Heute beschäftige ich mich erneut mit meiner individuellen Backlist unbeantworteter Montagsfragen.
Im Folgenden meine Gedanken zur Montagsfrage #62 — Wenn ihr euch eine Sprache aussuchen könntet, in der ihr gern flüssig lesen könntet, welche wäre das?
Das Thema Sprachen, Übersetzungen und multilinguales Lesen liegt mir grundsätzlich sehr am Herzen, da ich selber dreisprachig aufgewachsen bin. Als Estländerin lernt man in der Kindheit meistens mindestens zwei Fremdsprachen – für kleinere Länder ist es eben nicht gegeben, dass man mit der eigenen Sprache auf großflächigen Territorien zurechtkommt, und man eignet sich bereits im jungen Alter Mittel an, um dies zu ergänzen.

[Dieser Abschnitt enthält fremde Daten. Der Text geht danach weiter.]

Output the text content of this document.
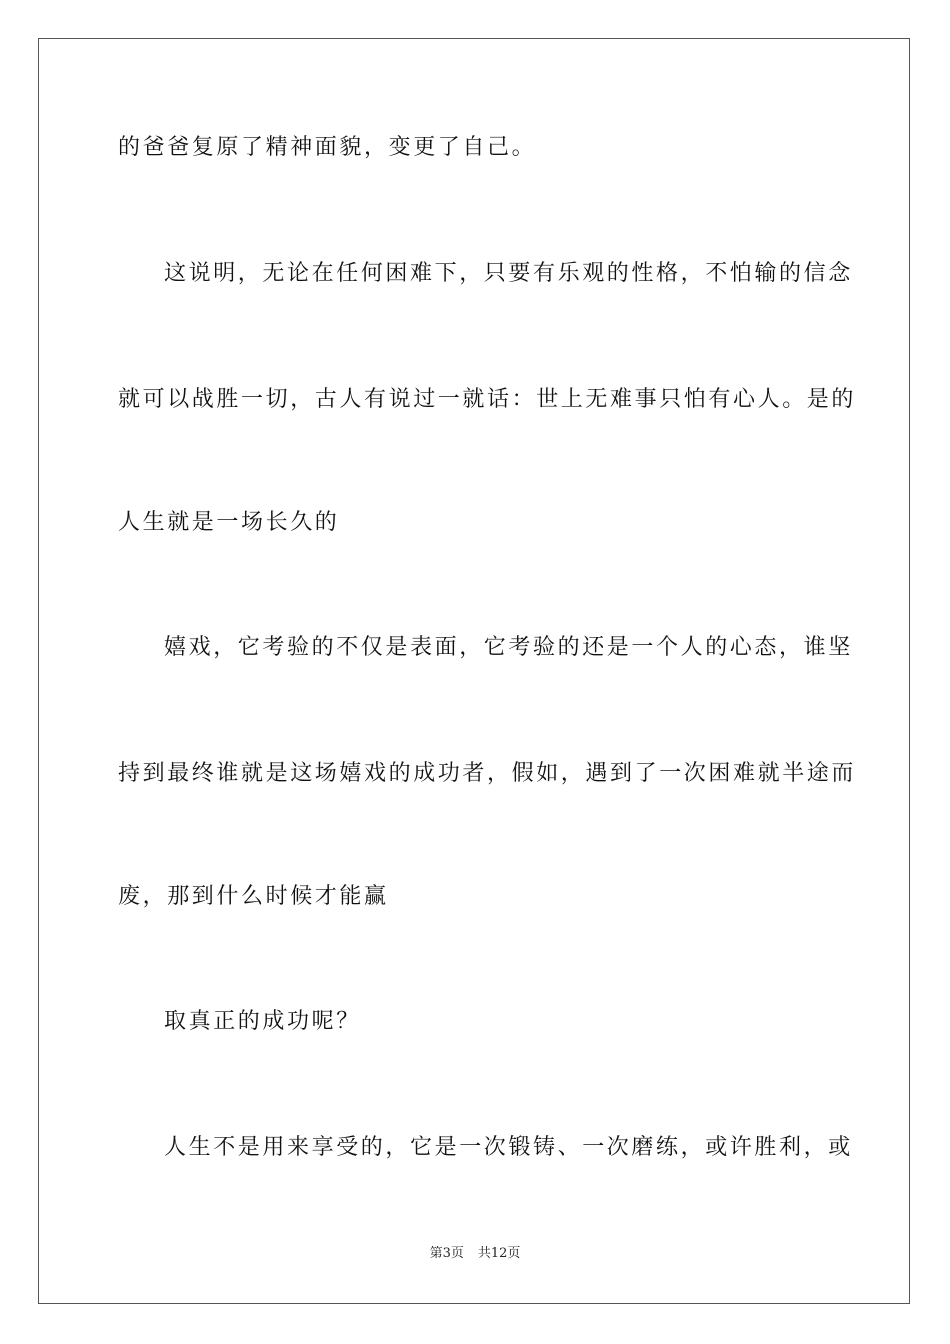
的爸爸复原了精神面貌，变更了自己。
这说明，无论在任何困难下，只要有乐观的性格，不怕输的信念
就可以战胜一切，古人有说过一就话：世上无难事只怕有心人。是的
人生就是一场长久的
嬉戏，它考验的不仅是表面，它考验的还是一个人的心态，谁坚
持到最终谁就是这场嬉戏的成功者，假如，遇到了一次困难就半途而
废，那到什么时候才能赢
取真正的成功呢？
人生不是用来享受的，它是一次锻铸、一次磨练，或许胜利，或
第3页 共12页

Bereits zur Schulzeit las ich auf Estnisch, Englisch und Deutsch. Ich war auch schon in jungem Alter eine Lesebesessene, weswegen die sprachliche Vielfalt mir von klein an sehr viel Spaß gemacht hat. Ein Buch in der Originalsprache lesen zu können ist eben wesentlich interessanter als sich die Übersetzung vornehmen zu müssen – Kenntnisse in vielerlei Sprachen stärken den Gebrauch der eigenen Muttersprache, erweitern den kulturellen Horizont und erlauben es, dem Autor und dem Text näherzukommen, indem man den Vermittler – in diesem Fall den Übersetzer – entfernt.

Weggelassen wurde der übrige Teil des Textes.